James, after playing 43 minutes against the Washington Wizards on Monday, said the idea that he needed more rest was overblown. He insists he can handle the extra burden, even in his 18th season, his 36th year on Earth.

Nobody knows who will win: nature or LeBron, but isn’t that always the battle?

 LeBron James #23 of the Los Angeles Lakers in action during a game against the Utah Jazz at Vivint Smart Home Arena on February 24, 2021 in Salt Lake City, Utah. NOTE TO USER: User expressly acknowledges and agrees that, by downloading and/or using this photograph, user is consenting to the terms and conditions of the Getty Images License Agreement.  (Photo by Alex Goodlett/Getty Images)
LeBron James and the Los Angeles Lakers are in a muck. (Alex Goodlett/Getty Images)

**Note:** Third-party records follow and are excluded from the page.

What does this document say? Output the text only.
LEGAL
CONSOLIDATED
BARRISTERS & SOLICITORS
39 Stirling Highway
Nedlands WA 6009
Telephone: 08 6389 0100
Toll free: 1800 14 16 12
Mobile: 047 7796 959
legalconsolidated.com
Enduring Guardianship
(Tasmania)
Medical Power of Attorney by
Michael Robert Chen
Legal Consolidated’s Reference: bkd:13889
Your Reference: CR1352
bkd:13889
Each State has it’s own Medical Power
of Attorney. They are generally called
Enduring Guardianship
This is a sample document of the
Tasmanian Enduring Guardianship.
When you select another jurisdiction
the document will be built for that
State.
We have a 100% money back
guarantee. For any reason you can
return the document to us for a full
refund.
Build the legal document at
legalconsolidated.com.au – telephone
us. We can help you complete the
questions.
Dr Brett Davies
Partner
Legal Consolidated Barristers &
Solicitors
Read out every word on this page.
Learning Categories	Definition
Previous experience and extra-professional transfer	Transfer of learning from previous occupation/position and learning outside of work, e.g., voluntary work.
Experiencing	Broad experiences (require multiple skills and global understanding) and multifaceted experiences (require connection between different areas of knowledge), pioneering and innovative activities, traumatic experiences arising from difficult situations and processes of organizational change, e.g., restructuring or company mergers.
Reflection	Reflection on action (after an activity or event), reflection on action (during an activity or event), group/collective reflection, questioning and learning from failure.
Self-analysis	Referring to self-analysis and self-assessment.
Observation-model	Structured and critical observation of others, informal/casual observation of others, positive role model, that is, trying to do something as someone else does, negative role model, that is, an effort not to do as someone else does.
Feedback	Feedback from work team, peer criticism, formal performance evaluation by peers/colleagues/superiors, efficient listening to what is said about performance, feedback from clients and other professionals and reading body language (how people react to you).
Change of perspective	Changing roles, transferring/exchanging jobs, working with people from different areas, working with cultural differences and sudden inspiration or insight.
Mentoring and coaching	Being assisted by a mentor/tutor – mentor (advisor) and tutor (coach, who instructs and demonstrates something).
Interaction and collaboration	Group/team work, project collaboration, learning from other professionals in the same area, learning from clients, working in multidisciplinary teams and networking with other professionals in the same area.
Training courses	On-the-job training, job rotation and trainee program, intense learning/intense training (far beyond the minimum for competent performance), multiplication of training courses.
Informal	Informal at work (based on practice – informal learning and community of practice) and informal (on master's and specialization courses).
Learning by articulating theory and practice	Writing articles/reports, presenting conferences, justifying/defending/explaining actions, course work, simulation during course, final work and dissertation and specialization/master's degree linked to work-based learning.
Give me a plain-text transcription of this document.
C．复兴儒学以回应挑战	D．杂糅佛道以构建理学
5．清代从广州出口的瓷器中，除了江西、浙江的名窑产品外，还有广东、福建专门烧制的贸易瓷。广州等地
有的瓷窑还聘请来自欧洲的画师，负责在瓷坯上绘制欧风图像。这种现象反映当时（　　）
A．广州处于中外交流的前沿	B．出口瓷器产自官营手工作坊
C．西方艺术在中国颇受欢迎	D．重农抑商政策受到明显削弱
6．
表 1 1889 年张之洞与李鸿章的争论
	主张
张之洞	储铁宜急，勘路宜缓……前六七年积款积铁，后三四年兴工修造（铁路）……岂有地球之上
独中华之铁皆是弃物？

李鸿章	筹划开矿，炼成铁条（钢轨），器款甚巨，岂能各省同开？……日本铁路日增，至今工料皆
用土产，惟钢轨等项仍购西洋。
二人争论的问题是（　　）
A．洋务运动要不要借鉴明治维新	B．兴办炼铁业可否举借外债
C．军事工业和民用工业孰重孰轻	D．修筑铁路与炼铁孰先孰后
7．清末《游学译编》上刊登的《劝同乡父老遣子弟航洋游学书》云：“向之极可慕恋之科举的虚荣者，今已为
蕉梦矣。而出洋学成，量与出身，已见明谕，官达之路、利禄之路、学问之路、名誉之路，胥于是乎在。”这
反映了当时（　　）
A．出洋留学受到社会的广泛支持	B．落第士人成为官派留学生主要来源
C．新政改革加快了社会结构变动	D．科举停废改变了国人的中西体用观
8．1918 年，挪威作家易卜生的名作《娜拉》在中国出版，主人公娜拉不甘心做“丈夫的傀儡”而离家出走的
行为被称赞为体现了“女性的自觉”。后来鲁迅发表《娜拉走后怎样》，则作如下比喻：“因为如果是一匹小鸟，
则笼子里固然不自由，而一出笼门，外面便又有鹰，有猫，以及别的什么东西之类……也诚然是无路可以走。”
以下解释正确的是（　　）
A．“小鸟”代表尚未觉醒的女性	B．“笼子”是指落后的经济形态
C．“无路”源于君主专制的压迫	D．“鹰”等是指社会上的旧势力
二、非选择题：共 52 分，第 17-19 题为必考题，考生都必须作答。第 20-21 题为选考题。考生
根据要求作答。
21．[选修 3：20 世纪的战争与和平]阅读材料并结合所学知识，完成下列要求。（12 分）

Nature has more help than ever. Anthony Davis, who likely wouldn’t have conceded 14 offensive rebounds, is injured. Dennis Schroder, who eases James’ ball-handling responsibilities, is out. The offseason was historically short. The current games are scrunched together.

This all would make for great MVP fodder, but James is going through a rough spell. He says he’s fine, but his play hints of fatigue. His usually immaculate jumper is clanking short and long. Against the Jazz, he missed paint rotations that were staring him in the face and he tended to pass up in transition instead of pushing the ball himself — the cause of a turnover.

The Lakers seemed determined not to have to use him too much. The initial strategy to punish Rudy Gobert for dropping in the paint was to feed Marc Gasol, whose aggression didn’t match his ability enough to carry the offense (one imagines DeMarcus Cousins wouldn’t share his reluctance). James stayed planted on the bench through most of a long, hard second quarter, even after a Lakers timeout. Maybe Kyle Kuzma could get it going? Nope. Gasol hitting cutters? Nothing there.

Early in the third quarter, James briefly conceded to the reality of the burden. He posted up Jazz stopper Royce O’Neal three times in a row, creating an open 3-pointer that rimmed out, free throws for Alex Caruso and his own and-1 drive.

This was one of the only insightful moments of the game. One of the big questions surrounding Utah is its ability to defend superstars one-on-one. The Jazz only got three cracks at responding and doubled heavily. It would have been interesting to see how Jazz coach Quin Snyder, patron saint of effective tiny adjustments, would react to a consistent onslaught.

But then … the Lakers never went back to it. James and his teammates clanked a few more threes and packed it in. If the comeback wasn’t going to come seamlessly, it wasn’t going to come. Whether this was a failure of focus, coaching, effort, or a matter of fatigue, I don’t know. But it makes it hard to predict what’s going to happen next.

Above all, the Lakers aren’t trying hard enough — an issue that can either be fixed in a snap or metastasize into everything else. Neither route is inevitable right now. This is a missive from the middle of the muck, a stenography of the King’s journey in a moment he could use a nap.

“We just hit a rough patch,” James said after the game. “It happens throughout the course of a season. You don’t want it to happen but when it does, you know, I think it defines character, it challenges you and you just get ready for the bounce-back. You learn from tonight, learn from the previous and then get ready for the next one."

Can the Lakers win another championship? Can James stay healthy? Neither are impossible, just hard. We won’t know until we know. Just like the Jazz will not prove it until they prove it, the Lakers will not lose it until they lose it and James will remain invincible until he isn’t.

At least he didn’t have to play in the fourth quarter.